Pollsters find the race too close to call, though Hyde-Smith is expected to win in an overwhelmingly Republican state that Trump won by 18 points in 2016. But allegations of racism shifted focus to Hyde-Smith’s background and Mississippi’s own history of racial discrimination and lynching. She ignited a firestorm of controversy and lost the backing of several major companies after a Nov. 2 video surfaced showing her joking about her willingness to attend “a public hanging.”

“If he invited me to a public hanging, I’d be on the front row,” Hyde-Smith told a crowd about a political supporter. Thirty-eight percent of Mississippi’s registered voters are black.

She apologized in a carefully worded statement “to anyone that was offended.” But photos posted to her Facebook account in 2014 showed her smiling with Confederate items, and reports that she attended a segregated academy in high school did not help her campaign move past the uproar.

“She felt very badly; she certainly didn’t mean that,” Trump told reporters on Monday before leaving for two rallies for Hyde-Smith. “It was taken a certain way but she certainly didn’t mean it. And as I understand it, she’s already apologized, and very strongly.”

Hyde-Smith spokeswoman Melissa Scallan told Courthouse News on Monday: “The campaign is extremely confident that Mississippi voters will turn out Tuesday to elect the only conservative in this race. But we are taking our opponent very seriously and we know that voter turnout is key to securing a victory in this election.”

Espy spent election eve at a get-out-the-vote “Gospel explosion” in Jackson.

“I believe that I’m the candidate to take Mississippi forward,” Espy said. “I told everyone I need Republicans, I need Independents, I need those who haven’t voted before all to come out tomorrow to vote for me.”

His campaign has been lifted in recent weeks by prominent Democratic figures and national fundraising groups pumping last-minute enthusiasm and cash into the tighter than expected race.

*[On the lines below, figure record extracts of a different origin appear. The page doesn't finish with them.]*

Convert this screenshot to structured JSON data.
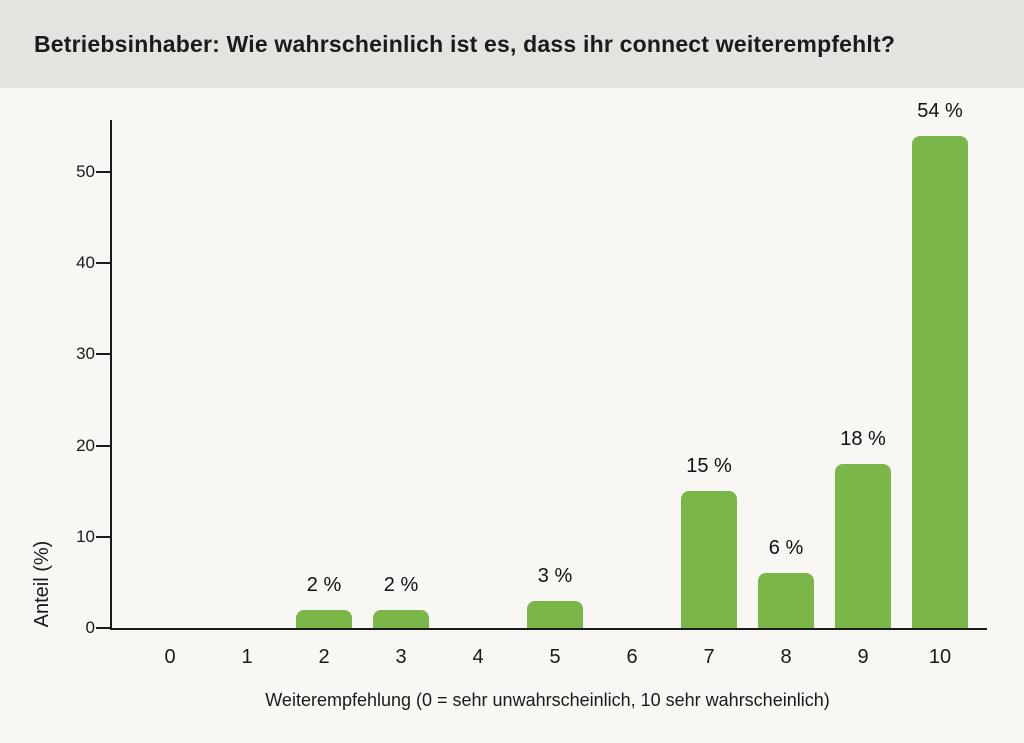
{
  "header": {
    "title": "Betriebsinhaber: Wie wahrscheinlich ist es, dass ihr connect weiterempfehlt?"
  },
  "chart_data": {
    "type": "bar",
    "title": "Betriebsinhaber: Wie wahrscheinlich ist es, dass ihr connect weiterempfehlt?",
    "categories": [
      "0",
      "1",
      "2",
      "3",
      "4",
      "5",
      "6",
      "7",
      "8",
      "9",
      "10"
    ],
    "values": [
      0,
      0,
      2,
      2,
      0,
      3,
      0,
      15,
      6,
      18,
      54
    ],
    "value_labels": [
      "",
      "",
      "2 %",
      "2 %",
      "",
      "3 %",
      "",
      "15 %",
      "6 %",
      "18 %",
      "54 %"
    ],
    "xlabel": "Weiterempfehlung (0 = sehr unwahrscheinlich, 10 sehr wahrscheinlich)",
    "ylabel": "Anteil (%)",
    "yticks": [
      0,
      10,
      20,
      30,
      40,
      50
    ],
    "ylim": [
      0,
      56
    ],
    "grid": false,
    "legend": false,
    "colors": {
      "bar": "#7ab648",
      "header_bg": "#e5e3e0",
      "page_bg": "#f9f7f4",
      "axis": "#1a1a1a",
      "title_text": "#1b1b1b"
    }
  }
}
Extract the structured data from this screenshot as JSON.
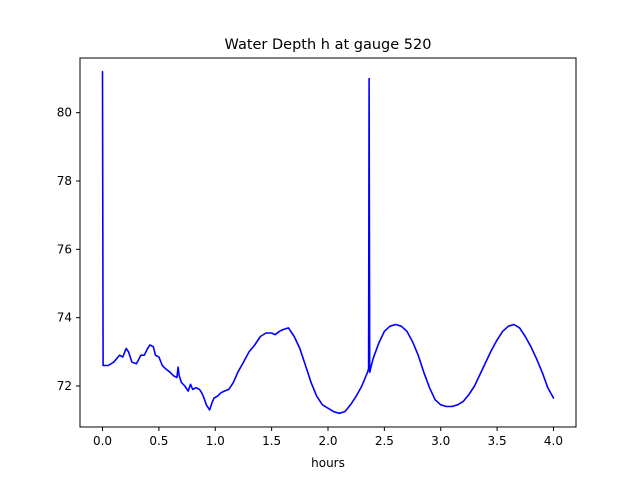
{
  "chart_data": {
    "type": "line",
    "title": "Water Depth h at gauge 520",
    "xlabel": "hours",
    "ylabel": "",
    "xlim": [
      -0.2,
      4.2
    ],
    "ylim": [
      70.8,
      81.6
    ],
    "xticks": [
      0.0,
      0.5,
      1.0,
      1.5,
      2.0,
      2.5,
      3.0,
      3.5,
      4.0
    ],
    "xtick_labels": [
      "0.0",
      "0.5",
      "1.0",
      "1.5",
      "2.0",
      "2.5",
      "3.0",
      "3.5",
      "4.0"
    ],
    "yticks": [
      72,
      74,
      76,
      78,
      80
    ],
    "ytick_labels": [
      "72",
      "74",
      "76",
      "78",
      "80"
    ],
    "grid": false,
    "series": [
      {
        "color": "#0000ff",
        "x": [
          0.0,
          0.005,
          0.01,
          0.05,
          0.1,
          0.15,
          0.18,
          0.21,
          0.23,
          0.26,
          0.3,
          0.34,
          0.37,
          0.4,
          0.42,
          0.45,
          0.47,
          0.5,
          0.53,
          0.56,
          0.6,
          0.63,
          0.66,
          0.67,
          0.68,
          0.7,
          0.73,
          0.76,
          0.78,
          0.8,
          0.83,
          0.86,
          0.88,
          0.9,
          0.92,
          0.95,
          0.97,
          0.99,
          1.02,
          1.05,
          1.08,
          1.12,
          1.16,
          1.2,
          1.25,
          1.3,
          1.35,
          1.4,
          1.45,
          1.5,
          1.53,
          1.57,
          1.6,
          1.65,
          1.7,
          1.75,
          1.8,
          1.85,
          1.9,
          1.95,
          2.0,
          2.05,
          2.1,
          2.15,
          2.2,
          2.25,
          2.3,
          2.35,
          2.36,
          2.365,
          2.37,
          2.4,
          2.45,
          2.5,
          2.55,
          2.6,
          2.65,
          2.7,
          2.75,
          2.8,
          2.85,
          2.9,
          2.95,
          3.0,
          3.05,
          3.1,
          3.15,
          3.2,
          3.25,
          3.3,
          3.35,
          3.4,
          3.45,
          3.5,
          3.55,
          3.6,
          3.65,
          3.7,
          3.75,
          3.8,
          3.85,
          3.9,
          3.95,
          4.0
        ],
        "y": [
          81.2,
          72.6,
          72.6,
          72.6,
          72.7,
          72.9,
          72.85,
          73.1,
          73.0,
          72.7,
          72.65,
          72.9,
          72.9,
          73.1,
          73.2,
          73.15,
          72.9,
          72.85,
          72.6,
          72.5,
          72.4,
          72.3,
          72.25,
          72.55,
          72.3,
          72.1,
          72.0,
          71.85,
          72.05,
          71.9,
          71.95,
          71.9,
          71.8,
          71.65,
          71.45,
          71.3,
          71.5,
          71.65,
          71.7,
          71.8,
          71.85,
          71.9,
          72.1,
          72.4,
          72.7,
          73.0,
          73.2,
          73.45,
          73.55,
          73.55,
          73.5,
          73.6,
          73.65,
          73.7,
          73.45,
          73.1,
          72.6,
          72.1,
          71.7,
          71.45,
          71.35,
          71.25,
          71.2,
          71.25,
          71.45,
          71.7,
          72.0,
          72.4,
          72.5,
          81.0,
          72.4,
          72.8,
          73.25,
          73.6,
          73.75,
          73.8,
          73.75,
          73.6,
          73.3,
          72.9,
          72.4,
          71.95,
          71.6,
          71.45,
          71.4,
          71.4,
          71.45,
          71.55,
          71.75,
          72.0,
          72.35,
          72.7,
          73.05,
          73.35,
          73.6,
          73.75,
          73.8,
          73.7,
          73.45,
          73.15,
          72.8,
          72.4,
          71.95,
          71.65
        ]
      }
    ]
  }
}
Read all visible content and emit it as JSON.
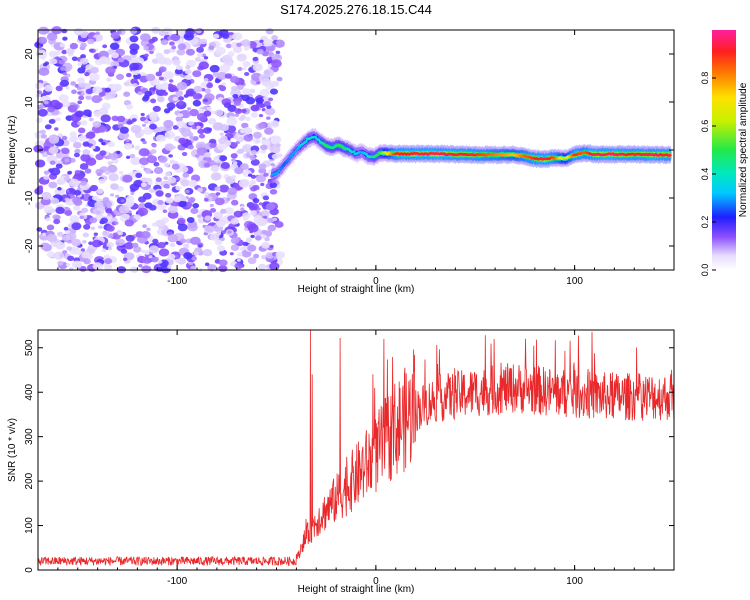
{
  "title": "S174.2025.276.18.15.C44",
  "chart_data": [
    {
      "type": "heatmap",
      "xlabel": "Height of straight line (km)",
      "ylabel": "Frequency (Hz)",
      "xlim": [
        -170,
        150
      ],
      "ylim": [
        -25,
        25
      ],
      "xticks": [
        -100,
        0,
        100
      ],
      "yticks": [
        -20,
        -10,
        0,
        10,
        20
      ],
      "noise_region_x": [
        -170,
        -48
      ],
      "ridge": {
        "x": [
          -52,
          -49,
          -46,
          -43,
          -40,
          -37,
          -34,
          -31,
          -28,
          -25,
          -22,
          -19,
          -16,
          -13,
          -10,
          -7,
          -4,
          -1,
          2,
          10,
          30,
          50,
          70,
          75,
          80,
          85,
          90,
          95,
          100,
          105,
          110,
          120,
          130,
          140,
          148
        ],
        "freq": [
          -5.2,
          -4.5,
          -3,
          -1.5,
          0,
          1.2,
          2.3,
          2.8,
          1.8,
          0.8,
          0.5,
          1.0,
          0.4,
          0,
          -0.8,
          -0.4,
          -1.2,
          -1.5,
          -0.6,
          -0.8,
          -0.8,
          -1.0,
          -1.0,
          -1.3,
          -1.8,
          -1.9,
          -1.6,
          -1.8,
          -1.0,
          -0.6,
          -0.9,
          -0.9,
          -0.9,
          -1.0,
          -1.0
        ],
        "amplitude": [
          0.3,
          0.3,
          0.25,
          0.3,
          0.3,
          0.35,
          0.4,
          0.35,
          0.4,
          0.5,
          0.45,
          0.5,
          0.5,
          0.4,
          0.35,
          0.3,
          0.4,
          0.45,
          0.5,
          0.9,
          0.95,
          0.9,
          0.75,
          0.85,
          0.9,
          0.95,
          0.85,
          0.6,
          0.9,
          0.85,
          0.95,
          0.95,
          0.9,
          0.95,
          0.9
        ]
      },
      "colorbar": {
        "label": "Normalized spectral amplitude",
        "ticks": [
          0.0,
          0.2,
          0.4,
          0.6,
          0.8
        ],
        "range": [
          0,
          1
        ]
      }
    },
    {
      "type": "line",
      "xlabel": "Height of straight line (km)",
      "ylabel": "SNR (10 * v/v)",
      "xlim": [
        -170,
        150
      ],
      "ylim": [
        0,
        540
      ],
      "xticks": [
        -100,
        0,
        100
      ],
      "yticks": [
        0,
        100,
        200,
        300,
        400,
        500
      ],
      "color": "#e8282a",
      "trend": {
        "x": [
          -170,
          -40,
          -37,
          -30,
          -20,
          -10,
          0,
          10,
          20,
          30,
          50,
          70,
          100,
          120,
          150
        ],
        "y": [
          20,
          20,
          60,
          110,
          160,
          210,
          260,
          320,
          360,
          385,
          400,
          410,
          395,
          390,
          390
        ]
      },
      "spikes": [
        {
          "x": -33,
          "y": 540
        },
        {
          "x": -32,
          "y": 440
        },
        {
          "x": -18,
          "y": 522
        },
        {
          "x": 4,
          "y": 520
        }
      ]
    }
  ]
}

Espy, 64, spent the campaign’s final days blasting Hyde-Smith’s controversial comments as “despicable” and said she would be “a disaster for Mississippi’s economy.” He pointed to decisions from companies including AT&T, Major League Baseball and Wal-Mart, all of which denounced her recent statements and asked for their campaign donations back.

“The entire state of Mississippi can see how Cindy Hyde-Smith is costing our state jobs and putting our children’s future in jeopardy,” said Danny Blanton, communications director for Espy’s campaign. “Her toxic comments are scaring away the kind of investments our state needs to move forward.”

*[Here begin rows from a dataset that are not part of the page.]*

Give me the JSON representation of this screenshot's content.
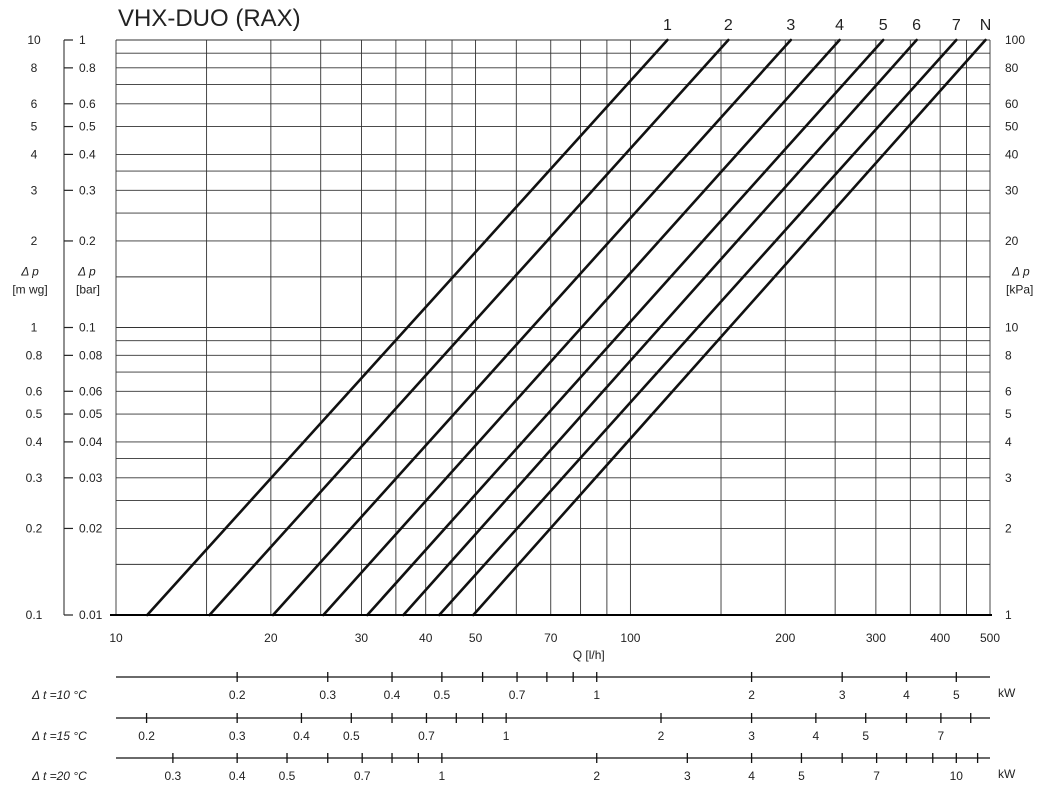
{
  "chart_data": {
    "type": "line",
    "title": "VHX-DUO  (RAX)",
    "x_scale": "log",
    "y_scale": "log",
    "xlim": [
      10,
      500
    ],
    "ylim_bar": [
      0.01,
      1
    ],
    "xlabel": "Q [l/h]",
    "ylabel_bar": [
      "Δ p",
      "[bar]"
    ],
    "ylabel_mwg": [
      "Δ p",
      "[m wg]"
    ],
    "ylabel_kpa": [
      "Δ p",
      "[kPa]"
    ],
    "x_ticks": [
      10,
      20,
      30,
      40,
      50,
      70,
      100,
      200,
      300,
      400,
      500
    ],
    "x_tick_labels": [
      "10",
      "20",
      "30",
      "40",
      "50",
      "70",
      "100",
      "200",
      "300",
      "400",
      "500"
    ],
    "x_grid": [
      10,
      15,
      20,
      25,
      30,
      35,
      40,
      45,
      50,
      60,
      70,
      80,
      90,
      100,
      150,
      200,
      250,
      300,
      350,
      400,
      450,
      500
    ],
    "y_grid_bar": [
      0.01,
      0.015,
      0.02,
      0.025,
      0.03,
      0.035,
      0.04,
      0.05,
      0.06,
      0.07,
      0.08,
      0.09,
      0.1,
      0.15,
      0.2,
      0.25,
      0.3,
      0.35,
      0.4,
      0.5,
      0.6,
      0.7,
      0.8,
      0.9,
      1
    ],
    "y_ticks_bar": [
      0.01,
      0.02,
      0.03,
      0.04,
      0.05,
      0.06,
      0.08,
      0.1,
      0.2,
      0.3,
      0.4,
      0.5,
      0.6,
      0.8,
      1
    ],
    "y_tick_labels_bar": [
      "0.01",
      "0.02",
      "0.03",
      "0.04",
      "0.05",
      "0.06",
      "0.08",
      "0.1",
      "0.2",
      "0.3",
      "0.4",
      "0.5",
      "0.6",
      "0.8",
      "1"
    ],
    "y_ticks_mwg": [
      0.1,
      0.2,
      0.3,
      0.4,
      0.5,
      0.6,
      0.8,
      1,
      2,
      3,
      4,
      5,
      6,
      8,
      10
    ],
    "y_tick_labels_mwg": [
      "0.1",
      "0.2",
      "0.3",
      "0.4",
      "0.5",
      "0.6",
      "0.8",
      "1",
      "2",
      "3",
      "4",
      "5",
      "6",
      "8",
      "10"
    ],
    "y_ticks_kpa": [
      1,
      2,
      3,
      4,
      5,
      6,
      8,
      10,
      20,
      30,
      40,
      50,
      60,
      80,
      100
    ],
    "y_tick_labels_kpa": [
      "1",
      "2",
      "3",
      "4",
      "5",
      "6",
      "8",
      "10",
      "20",
      "30",
      "40",
      "50",
      "60",
      "80",
      "100"
    ],
    "series": [
      {
        "name": "1",
        "x": [
          11.5,
          118
        ],
        "y": [
          0.01,
          1
        ]
      },
      {
        "name": "2",
        "x": [
          15.2,
          155
        ],
        "y": [
          0.01,
          1
        ]
      },
      {
        "name": "3",
        "x": [
          20.2,
          205
        ],
        "y": [
          0.01,
          1
        ]
      },
      {
        "name": "4",
        "x": [
          25.3,
          255
        ],
        "y": [
          0.01,
          1
        ]
      },
      {
        "name": "5",
        "x": [
          30.8,
          310
        ],
        "y": [
          0.01,
          1
        ]
      },
      {
        "name": "6",
        "x": [
          36.2,
          360
        ],
        "y": [
          0.01,
          1
        ]
      },
      {
        "name": "7",
        "x": [
          42.5,
          430
        ],
        "y": [
          0.01,
          1
        ]
      },
      {
        "name": "N",
        "x": [
          49.5,
          490
        ],
        "y": [
          0.01,
          1
        ]
      }
    ],
    "power_scales": [
      {
        "label": "Δ t =10 °C",
        "unit": "kW",
        "ticks": [
          0.1,
          0.2,
          0.3,
          0.4,
          0.5,
          0.6,
          0.7,
          0.8,
          0.9,
          1,
          2,
          3,
          4,
          5,
          6
        ],
        "labels": [
          {
            "value": 0.2,
            "text": "0.2"
          },
          {
            "value": 0.3,
            "text": "0.3"
          },
          {
            "value": 0.4,
            "text": "0.4"
          },
          {
            "value": 0.5,
            "text": "0.5"
          },
          {
            "value": 0.7,
            "text": "0.7"
          },
          {
            "value": 1,
            "text": "1"
          },
          {
            "value": 2,
            "text": "2"
          },
          {
            "value": 3,
            "text": "3"
          },
          {
            "value": 4,
            "text": "4"
          },
          {
            "value": 5,
            "text": "5"
          }
        ]
      },
      {
        "label": "Δ t =15 °C",
        "unit": "",
        "ticks": [
          0.2,
          0.3,
          0.4,
          0.5,
          0.6,
          0.7,
          0.8,
          0.9,
          1,
          2,
          3,
          4,
          5,
          6,
          7,
          8
        ],
        "labels": [
          {
            "value": 0.2,
            "text": "0.2"
          },
          {
            "value": 0.3,
            "text": "0.3"
          },
          {
            "value": 0.4,
            "text": "0.4"
          },
          {
            "value": 0.5,
            "text": "0.5"
          },
          {
            "value": 0.7,
            "text": "0.7"
          },
          {
            "value": 1,
            "text": "1"
          },
          {
            "value": 2,
            "text": "2"
          },
          {
            "value": 3,
            "text": "3"
          },
          {
            "value": 4,
            "text": "4"
          },
          {
            "value": 5,
            "text": "5"
          },
          {
            "value": 7,
            "text": "7"
          }
        ]
      },
      {
        "label": "Δ t =20 °C",
        "unit": "kW",
        "ticks": [
          0.3,
          0.4,
          0.5,
          0.6,
          0.7,
          0.8,
          0.9,
          1,
          2,
          3,
          4,
          5,
          6,
          7,
          8,
          9,
          10,
          11
        ],
        "labels": [
          {
            "value": 0.3,
            "text": "0.3"
          },
          {
            "value": 0.4,
            "text": "0.4"
          },
          {
            "value": 0.5,
            "text": "0.5"
          },
          {
            "value": 0.7,
            "text": "0.7"
          },
          {
            "value": 1,
            "text": "1"
          },
          {
            "value": 2,
            "text": "2"
          },
          {
            "value": 3,
            "text": "3"
          },
          {
            "value": 4,
            "text": "4"
          },
          {
            "value": 5,
            "text": "5"
          },
          {
            "value": 7,
            "text": "7"
          },
          {
            "value": 10,
            "text": "10"
          }
        ]
      }
    ]
  }
}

A onetime Democrat until switching parties in 2010, Hyde-Smith, 59, calls Espy “too liberal for Mississippi.”

In her eight months in the U.S. Senate, Hyde-Smith has emerged as a fierce loyalist of Trump. She voted in favor of his policies 100 percent of the time, according to FiveThirtyEight, which tracks congressional votes.

“The message we want voters to have is that Cindy Hyde-Smith is going to represent Mississippi's conservative values. She supports President Trump’s agenda, is pro-Second Amendment, pro-life and is in favor of border security,” a campaign spokeswoman said.

Republicans retained control of the Senate on Nov. 6, with Democrats losing close races in Florida, Texas and Tennessee. Democratic Senator Doug Jones won his Senate seat in neighboring Alabama last year after sexual misconduct allegations sank Roy Moore’s campaign. Republicans hold a 52-to-47 seat edge in the Senate.

Both Hyde-Smith and Espy received about 41 percent of the vote in the special election this month.